Would you have shattered those divine tablets?

Yet the final verse of the entire Torah praises this act:

“…for all the mighty hand, and for all the great terror that Moses performed in the eyes of all Israel.” (Deuteronomy 34:12)

And the sages say: That verse refers to the breaking of the tablets.

Because sometimes, breaking something precious is what preserves what’s even more sacred.

If Moses had handed those holy tablets to a people immersed in idolatry, the covenant would have been spiritually destroyed — not just symbolically, but in essence.

Moral Collapse: Then and Now

Why do civilizations fall?

Because immorality becomes normal.
When public sin becomes public policy, when sacred boundaries are erased, when truth becomes negotiable — collapse begins.

This isn’t ancient history.
It happens in every generation.

And in every generation, the question is the same:
Will anyone act?

Moses and Pinchas didn’t act out of rage or ego. They weren’t chasing power.
They acted because the spiritual structure of their world was cracking — and no one else was stepping up.

What they did is what philosopher Philip Rieff calls “defense of sacred order.”
What Stephen Hicks calls “moral clarity over cynicism.”

And yes — you should look those names up. It’s good for your mind and your moral imagination.

But What About Us?

You might ask: “I’m not part of Israel’s priesthood. What does this have to do with me?”

The answer: Everything.

The Seven Laws of Noah are not tribal. They are universal ethics — the moral infrastructure of civilization itself:

  • No murder
  • No theft
  • No idolatry
  • No blasphemy
  • No cruelty to animals
  • No adultery
  • Justice through courts

When these break down, society cannot stand.

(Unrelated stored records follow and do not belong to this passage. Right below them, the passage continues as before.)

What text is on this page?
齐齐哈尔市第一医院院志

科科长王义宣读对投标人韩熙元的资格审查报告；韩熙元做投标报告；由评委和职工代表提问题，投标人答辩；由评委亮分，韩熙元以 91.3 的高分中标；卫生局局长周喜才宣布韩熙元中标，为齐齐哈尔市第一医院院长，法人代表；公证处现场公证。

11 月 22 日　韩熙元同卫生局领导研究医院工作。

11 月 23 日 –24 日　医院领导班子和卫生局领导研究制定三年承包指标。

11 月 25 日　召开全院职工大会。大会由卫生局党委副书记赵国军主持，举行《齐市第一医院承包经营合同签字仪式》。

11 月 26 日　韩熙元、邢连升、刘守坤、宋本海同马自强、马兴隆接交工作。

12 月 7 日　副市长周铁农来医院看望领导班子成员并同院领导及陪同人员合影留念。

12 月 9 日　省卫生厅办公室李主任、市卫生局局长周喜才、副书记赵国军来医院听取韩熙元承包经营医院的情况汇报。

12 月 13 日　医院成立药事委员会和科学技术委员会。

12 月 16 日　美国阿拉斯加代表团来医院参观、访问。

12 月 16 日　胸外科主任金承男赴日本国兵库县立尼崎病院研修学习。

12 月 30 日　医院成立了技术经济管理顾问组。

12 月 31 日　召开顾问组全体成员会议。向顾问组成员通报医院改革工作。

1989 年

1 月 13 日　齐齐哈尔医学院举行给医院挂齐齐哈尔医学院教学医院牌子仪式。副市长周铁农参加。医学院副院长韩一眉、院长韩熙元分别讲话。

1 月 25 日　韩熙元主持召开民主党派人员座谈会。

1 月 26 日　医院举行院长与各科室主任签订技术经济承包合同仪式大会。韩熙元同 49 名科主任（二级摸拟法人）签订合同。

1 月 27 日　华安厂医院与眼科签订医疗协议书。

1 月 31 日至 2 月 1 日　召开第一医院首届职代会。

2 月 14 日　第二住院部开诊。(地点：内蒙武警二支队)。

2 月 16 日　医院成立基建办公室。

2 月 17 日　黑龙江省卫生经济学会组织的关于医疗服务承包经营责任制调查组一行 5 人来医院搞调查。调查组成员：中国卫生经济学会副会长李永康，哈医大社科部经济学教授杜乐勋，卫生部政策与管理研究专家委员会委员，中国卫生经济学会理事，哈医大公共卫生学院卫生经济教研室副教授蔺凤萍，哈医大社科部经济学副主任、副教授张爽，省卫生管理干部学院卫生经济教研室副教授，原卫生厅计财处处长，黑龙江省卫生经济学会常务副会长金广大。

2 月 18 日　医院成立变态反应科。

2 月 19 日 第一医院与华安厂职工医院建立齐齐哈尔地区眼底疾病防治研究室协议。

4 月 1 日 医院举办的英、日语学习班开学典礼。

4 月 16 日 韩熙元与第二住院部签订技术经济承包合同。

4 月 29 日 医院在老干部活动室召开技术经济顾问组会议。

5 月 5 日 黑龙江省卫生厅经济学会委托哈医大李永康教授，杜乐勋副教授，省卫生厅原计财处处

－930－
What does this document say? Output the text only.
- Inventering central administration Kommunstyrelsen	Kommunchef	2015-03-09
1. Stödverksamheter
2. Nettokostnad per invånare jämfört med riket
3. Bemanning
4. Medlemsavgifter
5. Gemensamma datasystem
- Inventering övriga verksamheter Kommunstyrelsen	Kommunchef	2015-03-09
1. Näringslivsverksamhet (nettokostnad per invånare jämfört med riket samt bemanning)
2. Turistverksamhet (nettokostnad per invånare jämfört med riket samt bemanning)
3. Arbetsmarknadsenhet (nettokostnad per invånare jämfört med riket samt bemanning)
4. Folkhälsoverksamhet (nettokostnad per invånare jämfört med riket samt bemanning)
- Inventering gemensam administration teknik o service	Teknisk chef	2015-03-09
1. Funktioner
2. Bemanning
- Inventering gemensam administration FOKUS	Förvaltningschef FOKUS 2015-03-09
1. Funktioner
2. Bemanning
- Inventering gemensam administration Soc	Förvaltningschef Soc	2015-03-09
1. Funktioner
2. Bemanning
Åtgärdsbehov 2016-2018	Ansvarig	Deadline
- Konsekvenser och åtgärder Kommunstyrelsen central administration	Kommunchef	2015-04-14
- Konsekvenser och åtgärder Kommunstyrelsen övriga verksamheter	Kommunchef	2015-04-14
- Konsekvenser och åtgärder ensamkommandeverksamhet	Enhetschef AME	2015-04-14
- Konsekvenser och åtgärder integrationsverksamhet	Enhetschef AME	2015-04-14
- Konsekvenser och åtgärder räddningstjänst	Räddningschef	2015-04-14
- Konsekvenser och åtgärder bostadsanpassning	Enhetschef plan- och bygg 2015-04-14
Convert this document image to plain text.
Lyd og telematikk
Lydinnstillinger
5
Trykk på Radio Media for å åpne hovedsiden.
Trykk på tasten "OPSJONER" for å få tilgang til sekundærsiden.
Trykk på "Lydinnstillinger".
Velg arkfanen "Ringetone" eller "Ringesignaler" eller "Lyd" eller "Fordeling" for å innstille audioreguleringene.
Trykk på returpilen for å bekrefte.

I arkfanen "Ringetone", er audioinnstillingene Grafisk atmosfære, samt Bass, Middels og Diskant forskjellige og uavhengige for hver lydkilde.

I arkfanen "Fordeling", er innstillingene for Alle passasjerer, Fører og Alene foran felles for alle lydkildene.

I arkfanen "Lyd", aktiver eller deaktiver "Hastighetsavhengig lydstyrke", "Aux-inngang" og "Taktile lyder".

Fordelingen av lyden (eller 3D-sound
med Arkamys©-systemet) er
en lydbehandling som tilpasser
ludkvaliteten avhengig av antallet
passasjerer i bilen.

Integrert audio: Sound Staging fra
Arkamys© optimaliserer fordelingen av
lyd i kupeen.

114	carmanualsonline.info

The 17th of Tamuz marks the breaching of Jerusalem’s walls — a violation of justice and borders.
And here’s a key insight from the Talmud (Sanhedrin 59a):
Nations are not meant to conquer. They’re meant to build, to steward, to lead — but not to dominate.

Only Israel had a divine mandate to conquer specific land — the Land of Israel.
Other nations are bound to justice within their borders, not conquest beyond them.

This is a quiet rebuke to empires — Babylon, Rome, even modern colonial powers — that claimed moral legitimacy for expansion.
True leadership is rooted in moral responsibility, not domination.

A Universal Temple

So why did Pinchas receive the covenant of eternal priesthood?

Because his act preserved the spiritual integrity of a future that centered around the Temple in Jerusalem.

And that Temple was never meant to be only for Israel.

“My house shall be a house of prayer for all nations.” (Isaiah 56:7)
“All nations will ascend to Jerusalem to serve Hashem…” (Zechariah 14:16)

This isn’t fantasy.
It’s a universal vision of moral unity through sacred order.

During this three-week period between the 17th of Tamuz and Tisha B’Av, we reflect on the loss of that Temple — and what it symbolizes.

Even today, synagogues serve as mikdash me’at — miniature sanctuaries.
Not replacements, but reminders of what must one day return.

If you’re a Noahide, or someone seeking spiritual depth, visit a synagogue if you can.
Not just to witness tradition, but to anchor yourself in a space dedicated to prayer, learning, and moral refinement.

When Collapse Starts — Act

When cultures collapse, we all have two options:

  1. Watch and mourn.
  2. Or act and repair.

Pinchas acted.
Moses acted.

Will we?

Let me leave you with this:

When sacred order is breaking, doing nothing is also a choice.
Standing for truth will cost you something.
But not standing for truth will cost you everything.

This isn’t fanaticism.
This is moral responsibility.

When your Pinchas moment comes — when you see the world unraveling before your eyes — don’t hesitate.

Act.

And may we all be blessed with the clarity and courage to know what to do — and when.